しかし、うちの子たち、ずいぶんじろじろ見られてるなー。この子たちが注目を集めるのは、今に始まったことじゃないけれど、今日は一段と度合いが高いような……。
ぎゅっと、アメリの手を握る。
番が来たので、スポドリを二本購入。経口補水液は優輝さんの勧めでキャリーバッグに二本忍ばせてあるけれど、これはいざというときに取っておきたい。
白部さん、まりあさんも買い終わり、バスのりばへ。
いやー、もう完全に、コミットのお客さんだなって、わかる人一色! 壮観だなー。なんとなく、記念にパシャリ。
バスに乗車することができ、ゆらり揺られて会場へ! 乗客で、外が見えないなあ……。下車すると、漫画でおなじみの、あの二つの逆三角の形状が! 東京ギガサイトだ!
優輝さんに到着を知らせるべく、スマホで電話をかける。
「はーい」
「今、着きましたー」
「お疲れ様です。サークル用出入り口に、さつきを向かわせます」
というわけで、スマホのWebカタログを頼りに、サークル用の出入り口へ。
出入り口前で、とんでもない数の大集団を横に見る。地図によると、一般参加者用入り口。
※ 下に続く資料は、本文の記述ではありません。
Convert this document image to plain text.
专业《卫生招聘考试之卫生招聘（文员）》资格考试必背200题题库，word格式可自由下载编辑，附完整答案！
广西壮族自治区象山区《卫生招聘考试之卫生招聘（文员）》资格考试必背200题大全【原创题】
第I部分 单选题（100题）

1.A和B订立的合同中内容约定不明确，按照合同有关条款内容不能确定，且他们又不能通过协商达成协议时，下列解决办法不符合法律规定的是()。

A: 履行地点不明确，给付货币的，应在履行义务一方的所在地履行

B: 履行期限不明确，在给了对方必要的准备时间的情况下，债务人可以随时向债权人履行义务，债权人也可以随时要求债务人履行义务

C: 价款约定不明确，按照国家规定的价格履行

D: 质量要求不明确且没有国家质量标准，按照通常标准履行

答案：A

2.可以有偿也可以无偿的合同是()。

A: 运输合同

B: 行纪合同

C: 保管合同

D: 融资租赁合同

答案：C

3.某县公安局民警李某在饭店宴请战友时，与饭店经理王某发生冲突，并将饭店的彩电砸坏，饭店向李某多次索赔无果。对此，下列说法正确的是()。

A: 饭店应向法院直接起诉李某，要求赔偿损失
優輝さんが、サークル枠で入れてくださらなかったら、あの中で待つハメになってたのか……。
「ここで、待ってればいいんでしょうか?」
「と、思いますけど」
不安そうなまりあさんに答える。なにしろ、まるで勝手がわからないものだから、彼女同様、不安な気持ちでさつきさんを待つのみ。
「おーい! こっちっすー!」
さつきさん! 見覚えのある姿に、一同ほっと胸をなでおろす。
「おはようございますっす。じゃあ、さっそく中に入りましょうっすか」
ご挨拶返しをすると、さつきさんが先導し、係員さんにチケットを見せて私たちを中に招く。
「これがコミットかあ~……」
いやもう、人人人人人人! さらに人!
「すごいですね……」
「でしょう? でも、一般の入口が開いたら、こんなもんじゃ済まないっすよ。もう、魔境っす」
さつきさんに所感を漏らすと、なにやらすごいことを言い出す。そうよね。さっきの大集団が、なだれ込んでくるのよね……。
「着いたっす。ここが、自分らの島っす」
たしかに、長机に囲まれて島っぽい雰囲気のエリアで、残りのお三方とミケちゃんから、「おはよーございます」とお声がけいただく。こちらも、ご挨拶返し。
「どうですか、今の心境は?」
ふふと、優輝さんが問いかけてくる。
「いやー、すでに緊張してますよ」
「あはは。わかります。あたしらも初心の頃は、そんな感じでした」
朗らかに笑う彼女。みなさん、荷物を開けて並べているところらしい。
「ええと、サークルとして参加させていただいたわけですけど、私たちは何をすればいいですか?」
「ああ、入場をスムーズにするための方便なので、普通に楽しんでください。あたしらは、基本ここを離れられませんから、案内はできないですけど」
「ありがとうございます。ではさっそくですけど、ゲームを売っていただけますか?」
お財布を取り出す。
「ありがとうございます! 四千円になります~」
「わたしも、せっかくだし買ってみましょうか」
「まりあさんも、ありがとうございますー!」
逡巡しているのが、白部さん。
「それ、『ラック』で動きますか?」
ラックというのは、最大シェアを誇るOS『ウィンズ』の、対抗馬ともいうべきOS。
「あー、すみません。ラックはちょっと、対応してないですね」
「そうですか。売上に、ご協力したかったのですけど」
「お気持ち、ありがたく受け取っておきます」
ぺこりとお辞儀する優輝さん。
「ミケちゃんも、お手伝いするの?」
「そーよ。このプラカード持って、呼び込み」
猫耳幼女の呼び込み! こういうところに来る人たちには、すごく刺さりそうね! アメリたちも、注目の的だったし。
「もうすぐ、一般開放だね。作業急ごう」
「おー!」と、作業スピードをアップさせる、かくてるの皆さん。
もうすぐ開幕かー。ドキドキするな~。